Hello to all my good friends from both the Mrs. and myself! 
You all are always a a bright light in our lives no matter how bright the sun is shining, you all make it brighter!
I seem to be living a soap opera life but have gotten all the good lines so to speak this week. On Monday morning I had to get my spinal injections for blocking nerves that are damaged and to relieve the pain. It works very well but is a surgical procedure because all it takes is a minuscule bump with the needle to hit a nerve that shouldn't be touched.
That happened Monday when the C4 and C5 got "bumped" and I wasn't able to breathe and my arms and shoulders disappeared. It was no biggy since I was in a hospital setting and they ran a respirator until the nerves started functioning again in about 3.5 hours. I have to tell you that it was a long 3.5 hours! I have always said I had rather not be alive than to be completely paralyzed.

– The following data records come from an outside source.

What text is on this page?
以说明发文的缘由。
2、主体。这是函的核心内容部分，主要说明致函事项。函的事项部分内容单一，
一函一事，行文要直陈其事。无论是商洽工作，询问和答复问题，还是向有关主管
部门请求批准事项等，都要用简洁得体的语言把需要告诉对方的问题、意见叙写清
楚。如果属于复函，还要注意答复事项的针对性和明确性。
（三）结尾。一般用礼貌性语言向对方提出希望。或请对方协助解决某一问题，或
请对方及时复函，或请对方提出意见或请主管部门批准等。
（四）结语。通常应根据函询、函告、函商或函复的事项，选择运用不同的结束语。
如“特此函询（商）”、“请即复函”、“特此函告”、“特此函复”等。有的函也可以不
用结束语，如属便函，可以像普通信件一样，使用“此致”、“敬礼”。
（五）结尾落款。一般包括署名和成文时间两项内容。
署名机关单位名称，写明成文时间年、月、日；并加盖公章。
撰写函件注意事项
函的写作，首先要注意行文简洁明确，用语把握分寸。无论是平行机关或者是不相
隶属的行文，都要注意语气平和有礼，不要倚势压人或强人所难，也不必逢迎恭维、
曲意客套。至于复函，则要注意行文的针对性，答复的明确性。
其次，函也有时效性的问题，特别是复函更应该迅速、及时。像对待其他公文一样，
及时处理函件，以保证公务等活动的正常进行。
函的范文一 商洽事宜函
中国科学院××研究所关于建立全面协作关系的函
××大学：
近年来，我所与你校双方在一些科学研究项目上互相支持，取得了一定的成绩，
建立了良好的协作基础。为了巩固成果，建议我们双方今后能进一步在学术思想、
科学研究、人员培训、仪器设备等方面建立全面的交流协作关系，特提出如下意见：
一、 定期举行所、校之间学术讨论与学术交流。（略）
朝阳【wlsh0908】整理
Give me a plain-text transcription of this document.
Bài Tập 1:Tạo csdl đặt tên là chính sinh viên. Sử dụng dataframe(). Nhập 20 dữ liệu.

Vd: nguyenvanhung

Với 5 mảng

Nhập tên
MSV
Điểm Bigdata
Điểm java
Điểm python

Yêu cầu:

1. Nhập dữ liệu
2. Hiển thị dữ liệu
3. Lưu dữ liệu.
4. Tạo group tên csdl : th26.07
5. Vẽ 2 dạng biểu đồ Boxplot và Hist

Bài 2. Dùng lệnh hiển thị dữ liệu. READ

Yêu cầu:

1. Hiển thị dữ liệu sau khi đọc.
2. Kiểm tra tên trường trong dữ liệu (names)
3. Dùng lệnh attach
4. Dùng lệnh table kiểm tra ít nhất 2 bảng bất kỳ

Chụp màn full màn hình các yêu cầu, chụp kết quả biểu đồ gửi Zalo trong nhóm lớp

That little episode scared the crap out of me to be honest but it it reaffirmed my feelings about being paralyzed from the head down. I was good to go after a night of observation but it also reaffirmed just how fragile this thing we call life is. Based on many prior injections of that sort, I had been allowed to take the injections without anesthesia of any sort (with my written consent of course) but likely wont have that option the next time!
The little episode was cause due to a millimeter or so of me being awake and tensing or flinching so it isn't anyone's fault but my own. Why did I bother to mention it? Well it took me out of action for a week because as soon as they let me go, I have only been inside my home when eating, bathing and the necessities of life. It was such a small thing yet had such a profound impact on my appreciation of being alive and
moving my limbs on my own.
It is still hot here in Florida so I am finally back off my outside kick but it was beneficial I am sure. Please don't think I am complaining, quite the opposite. I do apologize for not being around a computer or what not this week without sending word but I was as stated, just being appreciative of the things in life we all take for granted until we get a scare.
Oh and be assured I will take the anesthesia next time because the blockers do help and I can deal with the shots but I can't say I wont move at the wrong time again!

I hope everyone has had a wonderful week! Despite how it may sound, as I type this, I can honestly say I have had a great week no matter how it started.